The annual Taos Summer Writers’ Conference opens Sunday July 14 with the public invited to hear a reading by U.S. Poet Laureate Natasha Trethewey at the Sagebrush Inn Conference Center at 8 p.m. Admission is free, according to the sponsoring University of New Mexico.
USA Today rates the week-long work and instructional gathering of writers and instructors as one of the top 10 writers’ conferences in the United States. The university has suggested the conference has earned a reputation for its “inclusive, nurturing treatment of authors,” with both weekday and weekend workshops in fiction, poetry, nonfiction and screenwriting.
For Natasha Trethewey’s first term as U.S. poet laureate, she instituted weekly office hours — a professorial approach to an artistic post — inviting members of the general public to visit with her at the top of the Library of Congress’s Jefferson Building.
Librarian of Congress James Billington announced earlier that he was appointing Trethewey to a second term. “One of Natasha’s quotes that I like particularly is that there is a poem for everyone,” Billington told The Washington Post recently “We don’t force a broader role on any laureates, but she’s done it so wonderfully.” Her weekly hours at the Library were made possible by her choice — unprecedented in recent years — to relocate to Washington from her home in Georgia, giving her a better venue to receive visiting poetry lovers.
For her second term, Trethewey will expand her venue to the whole of the United States. Her participation in the Taos conference is part of that effort. She plans on visiting places she feels a personal connection to, such as a domestic violence center, an inner-city school, a prison or juvenile detention center, a nursing home, or places that have suffered natural or man-made disasters.
“Prisons, inner-city schools,” Trethewey offers as potential locations. “How poetry helps women tell their stories at domestic violence shelters.” Not necessarily how it contributes to the “healing process,” she has said, but how poetry can help people make sense of their own experiences. The locations she’ll choose are ones that have particular resonance to her own life. When Trethewey was a teenager, her stepfather murdered her mother, and her brother was jailed on drug charges.
“I wanted to bear witness,” she has said, “with personal testimony of why poetry can matter.”
Trethewey’s home base for her second term will be back in Atlanta.
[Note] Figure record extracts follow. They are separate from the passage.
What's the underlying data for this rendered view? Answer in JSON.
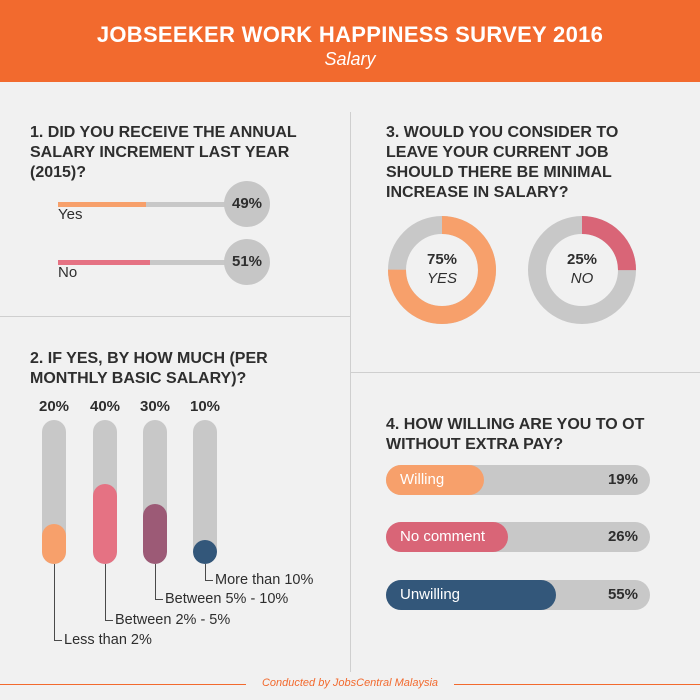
{
  "header": {
    "title": "JOBSEEKER WORK HAPPINESS SURVEY 2016",
    "subtitle": "Salary"
  },
  "footer": "Conducted by JobsCentral Malaysia",
  "colors": {
    "orange": "#f26a2e",
    "light_orange": "#f7a06b",
    "pink": "#e57283",
    "rose": "#d96577",
    "mauve": "#9c5a76",
    "navy": "#33577a",
    "track": "#c8c8c8"
  },
  "chart_data": [
    {
      "type": "bar",
      "title": "1. DID YOU RECEIVE THE ANNUAL SALARY INCREMENT LAST YEAR (2015)?",
      "categories": [
        "Yes",
        "No"
      ],
      "values": [
        49,
        51
      ],
      "value_labels": [
        "49%",
        "51%"
      ],
      "unit": "%"
    },
    {
      "type": "bar",
      "title": "2. IF YES, BY HOW MUCH (PER MONTHLY BASIC SALARY)?",
      "categories": [
        "Less than 2%",
        "Between 2% - 5%",
        "Between 5% - 10%",
        "More than 10%"
      ],
      "values": [
        20,
        40,
        30,
        10
      ],
      "value_labels": [
        "20%",
        "40%",
        "30%",
        "10%"
      ],
      "unit": "%"
    },
    {
      "type": "pie",
      "title": "3. WOULD YOU CONSIDER TO LEAVE YOUR CURRENT JOB SHOULD THERE BE MINIMAL INCREASE IN SALARY?",
      "categories": [
        "YES",
        "NO"
      ],
      "values": [
        75,
        25
      ],
      "value_labels": [
        "75%",
        "25%"
      ],
      "unit": "%"
    },
    {
      "type": "bar",
      "title": "4. HOW WILLING ARE YOU TO OT WITHOUT EXTRA PAY?",
      "categories": [
        "Willing",
        "No comment",
        "Unwilling"
      ],
      "values": [
        19,
        26,
        55
      ],
      "value_labels": [
        "19%",
        "26%",
        "55%"
      ],
      "unit": "%"
    }
  ]
}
She’ll move out of the Washington area home she’s been renting in time for the fall semester at Emory University, where she is a professor of English and creative writing.
According to the University of New Mexico’s background information, the Taos conference began in 1999 and has a reputation for feeling less like a conference and more like a family reunion. Its founder Sharon Oard Warner is Professor of English at UNM, a novelist and the head of the university’s creative writing program. Some conference events, including evening readings by instructors and a publishing panel, are open to the general public.
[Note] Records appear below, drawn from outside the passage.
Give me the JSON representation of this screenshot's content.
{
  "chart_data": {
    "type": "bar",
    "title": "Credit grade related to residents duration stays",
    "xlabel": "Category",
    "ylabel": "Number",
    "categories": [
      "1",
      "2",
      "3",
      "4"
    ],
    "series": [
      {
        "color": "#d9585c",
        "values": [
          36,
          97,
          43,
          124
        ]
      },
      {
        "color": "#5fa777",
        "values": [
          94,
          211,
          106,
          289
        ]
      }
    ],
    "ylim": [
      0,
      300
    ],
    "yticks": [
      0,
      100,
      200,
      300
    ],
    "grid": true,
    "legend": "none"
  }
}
The conference offers five merit-based scholarships, and the D.H. Lawrence Fellowship, awarded each year to an emerging writer with one book in print. The 2013 Scholarship recipients:
D.H. Lawrence Fellow: Matthew Pitt
Hispanic Writer Award: Donna Gutierrez
Native Writer Award: Shauna Osborn
Taos Resident Award: Jan Smith
Leo Love Merit Scholarship in Poetry: Adam Crittenden
Leo Love Merit Scholarship in Prose: Christine Fadden
The conference includes four master classes on the novel for which participants may pay as much as $1,525.00 including reading fees. There are a dozen week-long workshops limited to 12 participants with a fee of $650.
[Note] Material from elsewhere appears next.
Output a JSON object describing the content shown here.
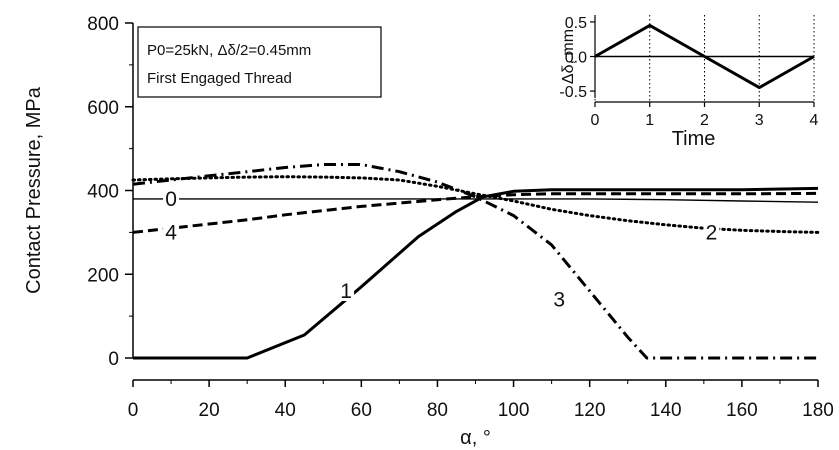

UNM has published the following list of workshops and their leaders: Robert Boswell – Fiction, Laura Brodie—Intermediate/Advanced Novel-in-Progress, Trey Ellis – Screenwriting, Pam Houston – Advanced Prose, Frank Huyler – Beginning Novel-in-Progress, Wally Lamb – Fiction, Priscilla Long—Prose Style, BK Loren – Beginning Memoir, Demetria Martinez – Beginning Fiction, Brent Spencer – Life Writing, Luci Tapahonso – Poetry, Robert Wilder – Humor Writing.
The master classes include Jonis Agee—Novel, John Dufresne—Novel, Joy Harjo—Poetry, Antonya Nelson—Novel, Emily Rapp—Memoir, Summer Wood—Novel.
The weekend workshop list includes Amy Beeder – Poetry, Stephen Benz – Travel Writing, Annie Dawid – Fiction, Allison Hunter & Alexis Hurley — Two Agents Tell All: Publishing, Daniel Mueller —Flash Fiction, Valerie Martinez—The Writing Life, Hilda Raz/Ouida Touchón- Ekphrastic Poetry.
First event at the conference will be a round table discussion, “Making Sense of Today’s Publishing Landscape,” led by Jane von Mehren, scheduled from 5 to 6 p.m. on Sunday July 14 in the Sagebrush Center. Jane von Mehren spent more than 25 years as an editor and publisher at Random House, Penguin, Houghton Mifflin, and Crown Publishers. In response to the rapidly developing e-book marketplace she conceived and spearheaded Random House Readers Circle Deluxe e-books, an innovative e-book program targeted to the book club market.